Saturday, August 23, 2008

Ogden Photowalk

My friend Jessica invited me to a photowalk put on by Flickr group Photowalking Utah that we went to last week. It was up in Ogden; we took the bus, Trax, and Frontrunner up and met up with the group. The group tries to do something once a month--for September, they've been invited to check out a new state-of-the-art photo studio on the twentieth. I leave on the tenth--maybe it can be something I can get more involved with when I get back.




Sunday, August 17, 2008

The* New Kitchen

My last day working as a cook at the Cannon Center was Wednesday, but I took the pictures and so I'm writing the post. The new facilities were beautiful. New walk-in lockers, with windows--so you could locate something before you walked in (the new freezer was so cold, too, at 9 degrees). The kitchen area was a little small, but they're still figuring out who does what where.





I was kind of sad to leave the job. The old building had one buffet line where you would get a choice of two meal options, plus a salad bar, fruit bar, pasta/soup/leftover bar, and desserts. The new building has a completely new system, with five or so different areas each serving different meals. Expo has oatmeal in the morning, then soups. Fusion does made-to-order omelets (I subbed there one day, and now I know how to make a good looking omelet). The Grill has hamburgers and things, and Euro has fancy stuff like a giant tandoori oven (it's made out of stone, and they cook naan by throwing it against the sides).

I worked in the back prep kitchen. With the new system, they start things a day ahead. I got to do things that were a lot more interesting than scrambled eggs every morning. It was a lot of fun to work in a professional kitchen--it was a good summer job.

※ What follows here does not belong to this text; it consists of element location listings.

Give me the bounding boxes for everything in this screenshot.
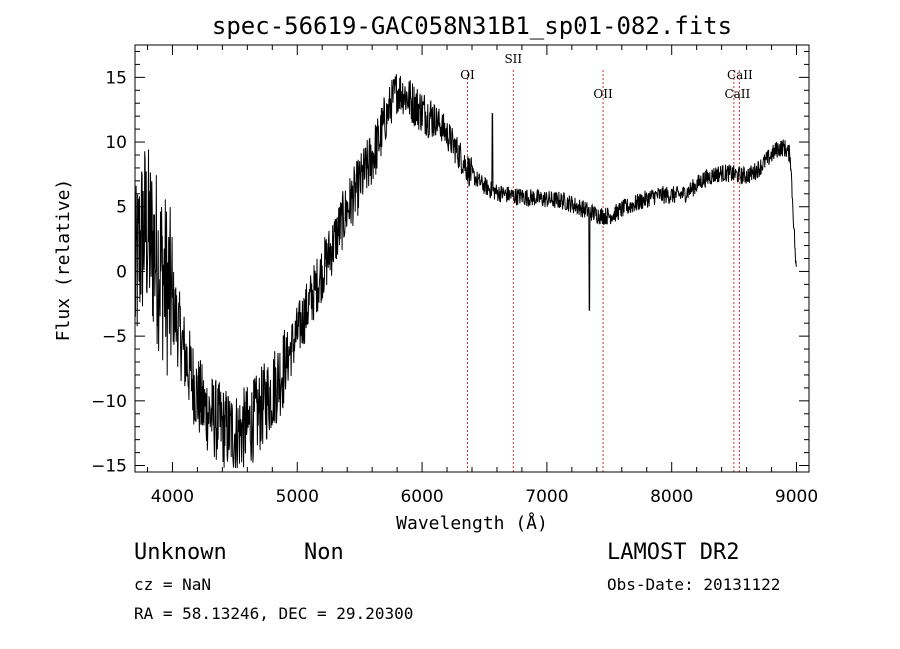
x-tick-label: 8000 bbox=[650, 487, 693, 507]
line-markers: OI SII OII CaII CaII bbox=[460, 52, 753, 472]
marker-label: SII bbox=[504, 52, 522, 66]
marker-label: OI bbox=[460, 68, 475, 82]
y-tick-label: 15 bbox=[105, 68, 127, 88]
y-tick-label: −15 bbox=[91, 457, 127, 477]
obsdate-text: Obs-Date: 20131122 bbox=[607, 575, 780, 594]
y-tick-label: −5 bbox=[102, 327, 127, 347]
y-tick-label: 5 bbox=[116, 198, 127, 218]
cz-text: cz = NaN bbox=[134, 575, 211, 594]
x-tick-label: 7000 bbox=[525, 487, 568, 507]
x-tick-label: 4000 bbox=[151, 487, 194, 507]
marker-label: OII bbox=[593, 87, 613, 101]
class-text: Unknown bbox=[134, 540, 227, 565]
subclass-text: Non bbox=[304, 540, 344, 565]
x-tick-label: 6000 bbox=[400, 487, 443, 507]
y-axis-label: Flux (relative) bbox=[53, 179, 74, 342]
y-tick-label: 0 bbox=[116, 262, 127, 282]
x-axis-label: Wavelength (Å) bbox=[396, 512, 548, 534]
chart-title: spec-56619-GAC058N31B1_sp01-082.fits bbox=[212, 12, 732, 40]
series-group bbox=[134, 74, 797, 469]
x-axis-ticks: 4000 5000 6000 7000 8000 9000 bbox=[146, 45, 818, 507]
x-tick-label: 9000 bbox=[775, 487, 818, 507]
radec-text: RA = 58.13246, DEC = 29.20300 bbox=[134, 604, 413, 623]
y-axis-ticks: −15 −10 −5 0 5 10 15 bbox=[91, 50, 809, 477]
marker-label: CaII bbox=[724, 87, 750, 101]
marker-label: CaII bbox=[727, 68, 753, 82]
survey-text: LAMOST DR2 bbox=[607, 540, 739, 565]
x-tick-label: 5000 bbox=[276, 487, 319, 507]
y-tick-label: 10 bbox=[105, 133, 127, 153]
spectrum-line bbox=[134, 74, 797, 469]
y-tick-label: −10 bbox=[91, 392, 127, 412]
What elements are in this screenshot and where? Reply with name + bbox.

*According to the professor of my medieval manuscripts class, "ye" as in "ye old kitchen" was a not matter of orthography, just of handwriting. What looked like a "y" might have been an abbreviation for "th" (I know it sounds crazy, but if you've seen crazy manuscript writing, you'd believe it). So probably no one walked around saying things like "ye old kitchen."

Monday, August 11, 2008

Jamberry!


I'm not quite sure how the idea got into my head...I think it was a combination of walking past two full plum trees on the way to campus every day...my parents talking about freezer jam...my cousin's blog entry about homemade apricot fruit leather, jelly, and juice...staying on campus late one day, hungry, and getting distracted looking up recipes for plums, and stumbling on inevitable recipes for jam and jelly.

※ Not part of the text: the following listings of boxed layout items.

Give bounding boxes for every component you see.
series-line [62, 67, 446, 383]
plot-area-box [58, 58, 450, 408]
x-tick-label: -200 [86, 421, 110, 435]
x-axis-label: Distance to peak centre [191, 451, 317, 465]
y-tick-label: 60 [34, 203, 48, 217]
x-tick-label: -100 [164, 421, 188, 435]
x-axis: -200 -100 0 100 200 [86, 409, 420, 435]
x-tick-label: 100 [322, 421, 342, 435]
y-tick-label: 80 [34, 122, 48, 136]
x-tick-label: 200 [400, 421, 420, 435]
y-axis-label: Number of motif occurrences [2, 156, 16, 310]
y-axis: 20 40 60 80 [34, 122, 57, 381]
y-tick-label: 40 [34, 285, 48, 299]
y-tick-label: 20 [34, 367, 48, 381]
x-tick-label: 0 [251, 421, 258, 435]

So I made last Saturday Jam Day. And goodness, it took all day.

I had never made jam or jelly before, except for helping my grandma make wild plum jelly one summer when I was maybe eight, during my pioneer phase (I dressed up in my pioneer clothes for the event). After tasting what we had created, I decided wild plum jelly was one of the most divine things on earth, and on Saturday I was pleased to discover that domesticated plum jelly has a similar taste.

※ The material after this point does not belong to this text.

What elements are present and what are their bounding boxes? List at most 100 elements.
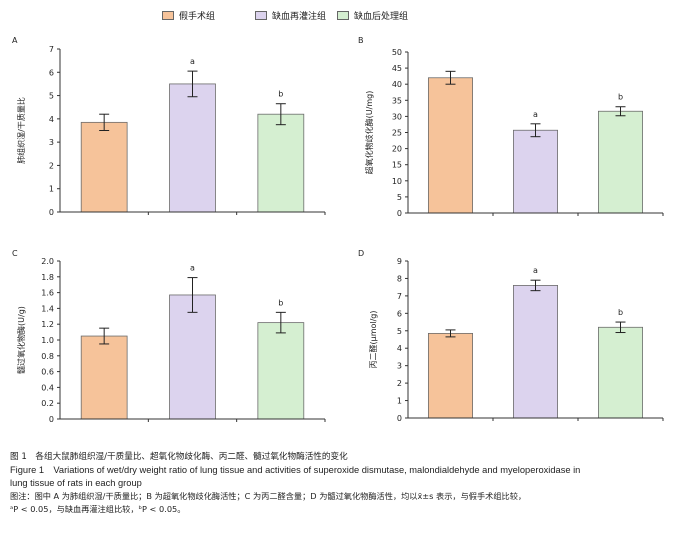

I started at about 7:30 in the morning by going across the street with a bucket and filling it with plums. I probably should have asked. I didn't. Then I spent a long time cutting them up. I messed a few things up, but I was pretty pleased with myself in the end. Especially since I didn't have fancy jar-grabbers, and the biggest pot in the apartment definitely did not fit one to two inches of water above the jars, but all of them sealed anyway.

I finally finished late. It was hot and I was sweaty. There wasn't a open space on table, counter, or top of refrigerator in the teeny-tiny kitchen. I had succeeded in making two whole batches of jelly and jam, and I realized I was now the proud owner of more of it than I think I have consumed in my entire life.